Liseuse sur fond noir
août 1939

Liseuse sur fond noir
août 1939
Domain | Peinture |
---|---|
Techniques | Huile sur toile |
Dimensions | 92 x 73,5 x 2,4 cm |
Acquisition | Achat, 1945 |
Inventory no. | AM 2589 P |
Detailed description
Artist |
Henri Matisse
(1869, France - 1954, France) |
---|---|
Main title | Liseuse sur fond noir |
Former title | Le Tableau noir, scabieuses et marguerites sur la table rose; Liseuse, fleurs sur table rose, fond noir; Liseuse, intérieur rouge, rose et noir |
Creation date | août 1939 |
Place of production | Oeuvre peinte à Paris |
Domain | Peinture |
Techniques | Huile sur toile |
Dimensions | 92 x 73,5 x 2,4 cm |
Inscriptions | S.D.B.DR. : Henri Matisse 39 |
Acquisition | Achat, 1945 |
Collection area | Arts Plastiques - Moderne |
Inventory no. | AM 2589 P |
Analysis
Nous disposons en ce qui concerne cette œuvre, de documents exceptionnels; deux photographies de Brassaï1 prises dans l'atelier de la villa des Plantes prêté par Mary Callery à Matisse pendant l'été 1939 et montrant le motif du tableau — le modèle assis, le miroir, le bouquet de marguerites et de scabieuses2, les deux feuillets sur la table. L'une des photographies, où l'artiste apparaît devant le chevalet où se trouve le tableau en train de se faire, a été publiée dans Labyrinthe3, en même temps qu'une autre photographie de Brassaï montrant Matisse en train de dessiner le même modèle, nu, soit le sujet du grand fusain fixé au mur à côté du miroir de la Liseuse sur fond noir. Sur le document que nous reproduisons (publié dans Cahiers d'Art4), Matisse n'apparaît plus. En revanche, le cadrage est plus conforme à celui du tableau, et l'on y distingue à gauche le tabouret et la potiche reflétée dans le miroir. La juxtaposition de ces documents photographiques et de l'œuvre finie suggère un jeu complexe de reflets, de répétitions et de renvois. Comme dans Le Peintre dans son atelier, on assiste à la confrontation de l'univers « réel » et de l'espace peint. C'est une occasion unique sans doute de saisir la capacité de synthèse de Matisse, son pouvoir d'invention et d'homogénéisation d'un espace, dans la réalité morcelé et diffus. Cet espace du tableau, tel qu'on peut l'analyser, est bâti sur une structure strictement bidimensionnelle, combinaison de rectangles horizontaux et verticaux, animée par les courbes du bouquet et de la femme, virtuellement assimilés l'un à l'autre par le même traitement formel. Les seules formes suggérant une profondeur sont les deux feuillets-losanges posés sur la table. Mais l'élément le plus important de l'œuvre est le fond noir inventé par Matisse. Il y aurait beaucoup à dire sur le rôle privilégié du noir dans la peinture de Matisse, et un petit répertoire à constituer5 de ses remarques à ce sujet.

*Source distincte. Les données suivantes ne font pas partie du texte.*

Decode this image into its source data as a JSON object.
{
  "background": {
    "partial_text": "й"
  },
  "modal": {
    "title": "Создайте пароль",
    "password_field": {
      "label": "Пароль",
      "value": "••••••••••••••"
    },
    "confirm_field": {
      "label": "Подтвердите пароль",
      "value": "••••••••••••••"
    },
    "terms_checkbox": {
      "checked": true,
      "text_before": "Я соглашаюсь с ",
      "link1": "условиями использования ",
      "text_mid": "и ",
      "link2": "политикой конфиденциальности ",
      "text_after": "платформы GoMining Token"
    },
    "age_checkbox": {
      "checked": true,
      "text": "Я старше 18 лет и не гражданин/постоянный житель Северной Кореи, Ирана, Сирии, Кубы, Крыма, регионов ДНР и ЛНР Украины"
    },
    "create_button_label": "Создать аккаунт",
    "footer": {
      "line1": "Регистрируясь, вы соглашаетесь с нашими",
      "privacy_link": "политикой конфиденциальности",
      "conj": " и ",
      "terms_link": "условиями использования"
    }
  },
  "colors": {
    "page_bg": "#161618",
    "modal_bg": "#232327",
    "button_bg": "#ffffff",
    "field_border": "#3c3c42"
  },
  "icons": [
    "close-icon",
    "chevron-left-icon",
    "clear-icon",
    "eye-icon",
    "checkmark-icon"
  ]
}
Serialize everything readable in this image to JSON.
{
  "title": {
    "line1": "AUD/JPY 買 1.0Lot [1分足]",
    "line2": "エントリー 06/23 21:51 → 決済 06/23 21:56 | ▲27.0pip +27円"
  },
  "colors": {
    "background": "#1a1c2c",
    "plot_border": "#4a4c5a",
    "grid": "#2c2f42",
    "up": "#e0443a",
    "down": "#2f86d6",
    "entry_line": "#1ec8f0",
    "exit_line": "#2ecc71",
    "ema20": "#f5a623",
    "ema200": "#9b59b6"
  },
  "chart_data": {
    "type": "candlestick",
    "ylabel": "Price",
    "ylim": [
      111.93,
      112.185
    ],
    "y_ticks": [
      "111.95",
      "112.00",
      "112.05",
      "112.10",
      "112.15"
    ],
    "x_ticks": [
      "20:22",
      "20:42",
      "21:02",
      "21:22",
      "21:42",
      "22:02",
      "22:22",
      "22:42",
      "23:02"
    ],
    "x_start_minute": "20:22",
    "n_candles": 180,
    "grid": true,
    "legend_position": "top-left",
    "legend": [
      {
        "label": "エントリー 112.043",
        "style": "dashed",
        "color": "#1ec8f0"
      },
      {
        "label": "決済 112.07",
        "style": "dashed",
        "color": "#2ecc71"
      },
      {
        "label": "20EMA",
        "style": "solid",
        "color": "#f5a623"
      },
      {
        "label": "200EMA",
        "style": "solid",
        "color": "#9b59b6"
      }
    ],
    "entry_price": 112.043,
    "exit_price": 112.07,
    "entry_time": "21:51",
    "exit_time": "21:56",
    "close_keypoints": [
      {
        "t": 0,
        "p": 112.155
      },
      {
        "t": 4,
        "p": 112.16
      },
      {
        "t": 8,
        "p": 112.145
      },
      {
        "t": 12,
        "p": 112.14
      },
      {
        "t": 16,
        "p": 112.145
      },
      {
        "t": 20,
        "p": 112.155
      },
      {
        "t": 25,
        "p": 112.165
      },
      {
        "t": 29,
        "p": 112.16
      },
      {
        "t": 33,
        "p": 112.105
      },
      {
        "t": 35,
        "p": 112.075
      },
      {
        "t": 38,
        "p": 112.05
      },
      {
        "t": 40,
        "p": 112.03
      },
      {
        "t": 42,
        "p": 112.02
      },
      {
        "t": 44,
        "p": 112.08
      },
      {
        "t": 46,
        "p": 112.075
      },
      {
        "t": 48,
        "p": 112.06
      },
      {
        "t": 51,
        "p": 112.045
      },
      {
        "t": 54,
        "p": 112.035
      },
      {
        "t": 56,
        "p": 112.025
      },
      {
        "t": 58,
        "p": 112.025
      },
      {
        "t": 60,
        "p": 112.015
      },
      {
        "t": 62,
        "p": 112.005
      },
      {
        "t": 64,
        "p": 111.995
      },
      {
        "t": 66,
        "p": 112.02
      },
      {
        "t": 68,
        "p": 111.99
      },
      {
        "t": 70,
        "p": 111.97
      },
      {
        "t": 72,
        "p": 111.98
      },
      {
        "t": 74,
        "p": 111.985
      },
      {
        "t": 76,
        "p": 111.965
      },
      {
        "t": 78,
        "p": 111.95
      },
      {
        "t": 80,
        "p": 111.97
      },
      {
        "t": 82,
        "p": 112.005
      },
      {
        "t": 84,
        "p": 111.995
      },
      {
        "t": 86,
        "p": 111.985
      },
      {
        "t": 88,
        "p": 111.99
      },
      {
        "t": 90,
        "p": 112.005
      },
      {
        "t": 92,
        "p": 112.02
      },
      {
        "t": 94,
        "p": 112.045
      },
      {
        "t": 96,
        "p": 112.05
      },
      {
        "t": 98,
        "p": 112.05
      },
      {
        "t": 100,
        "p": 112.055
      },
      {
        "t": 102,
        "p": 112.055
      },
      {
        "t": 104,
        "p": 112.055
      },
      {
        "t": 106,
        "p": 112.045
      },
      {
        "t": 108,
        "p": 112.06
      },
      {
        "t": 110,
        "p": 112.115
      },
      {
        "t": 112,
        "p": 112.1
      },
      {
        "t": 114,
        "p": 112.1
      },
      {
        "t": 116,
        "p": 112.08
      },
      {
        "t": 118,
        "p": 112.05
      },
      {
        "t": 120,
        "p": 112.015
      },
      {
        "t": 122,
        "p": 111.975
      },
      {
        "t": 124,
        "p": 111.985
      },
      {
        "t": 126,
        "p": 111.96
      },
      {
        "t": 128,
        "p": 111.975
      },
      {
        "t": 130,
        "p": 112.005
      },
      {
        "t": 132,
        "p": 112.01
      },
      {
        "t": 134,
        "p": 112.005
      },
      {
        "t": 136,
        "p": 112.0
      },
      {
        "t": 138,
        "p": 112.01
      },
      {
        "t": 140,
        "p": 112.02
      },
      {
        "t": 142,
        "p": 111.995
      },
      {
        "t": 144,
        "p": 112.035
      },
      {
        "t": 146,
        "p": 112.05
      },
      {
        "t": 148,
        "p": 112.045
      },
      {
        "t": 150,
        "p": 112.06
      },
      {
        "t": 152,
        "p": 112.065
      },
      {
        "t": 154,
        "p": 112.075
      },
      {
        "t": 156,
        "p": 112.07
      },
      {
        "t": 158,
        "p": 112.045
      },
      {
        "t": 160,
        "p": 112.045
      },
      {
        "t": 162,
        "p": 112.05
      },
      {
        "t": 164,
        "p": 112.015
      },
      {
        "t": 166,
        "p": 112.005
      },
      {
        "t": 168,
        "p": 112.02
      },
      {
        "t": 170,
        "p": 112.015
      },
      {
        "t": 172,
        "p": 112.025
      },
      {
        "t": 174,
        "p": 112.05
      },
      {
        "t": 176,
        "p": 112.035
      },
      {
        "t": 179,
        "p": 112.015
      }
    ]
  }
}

Certains de ces propos, un peu postérieurs à Liseuse sur fond noir, ont été publiés à l'occasion de l'exposition Le Noir est une couleui6 organisée par la galerie Maeght en décembre 1946: « L'emploi du noir comme couleur, au même titre que les autres couleurs : jaune, bleu ou rouge, n'est pas chose nouvelle. Les Orientaux se sont servis du noir comme couleur, notamment les Japonais dans les estampes. Plus près de nous, d'un certain tableau de Manet il me revient que le veston de velours noir du jeune homme au chapeau de paille est d'un noir franc et de lumière. Dans le portrait de Zacharie Astruc par Manet, nouveau veston de velours exprimé aussi par un noir franc et lumineux. Mon panneau des Marocains ne porte-t-il pas un grand noir aussi lumière que les autres couleurs du tableau ? » Et aussi : « Comme toute évolution, celle du noir en peinture s'est faite par à-coups. Mais depuis les impressionnistes, il semble qu'il s'agisse d'un progrès continu, d'une part de plus en plus grande prise à l'orchestration colorée, comparable à celle de la contrebasse dont on est arrivé à faire des soli. »
Cette notion du noir lumière précise le rôle essentiel du fond noir dans ce tableau, comme dans d'autres œuvres de Matisse. Il ne s'agit pas d'un noir opaque, fermant comme un rideau l'espace du tableau, mais au contraire, d'un noir générateur de lumière et de profondeur. Quant à la référence à Manet, il y est fait allusion aussi dans Liseuse sur fond noir par un accord noir/rose.
Deux tableaux proches de Liseuse sur fond noir, intitulés Marguerites et scabieuses (août 1939) et Fleurs et figures, pot arabe (mi-juillet 1939) sont reproduits dans « Lydia Delectorskaya ... L'Apparente facilité..., Henri Matisse (peintures de 1935-1939), Paris, Adrien Maeght éd., 1986 », pp. 321 et 319.
Isabelle Monod-Fontaine
Notes :
1. Selon Madame Delectorskaya (communication orale, mars 1976), c'est Brassaï qui avait présenté à Matisse ce modèle hongrois.
2. Ou plus exactement, selon la description de Matisse lui-même (cf. Lydia Delectorskaya ... L'Apparente facilité..., Henri Matisse (peintures de 1935-1939), Paris, Adrien Maeght éd., 1986, p. 320) : « Gros bouquet de reines marguerites, au milieu desquelles de grosses fleurs de scabieuses violettes et quelques branches de feuillages (...). »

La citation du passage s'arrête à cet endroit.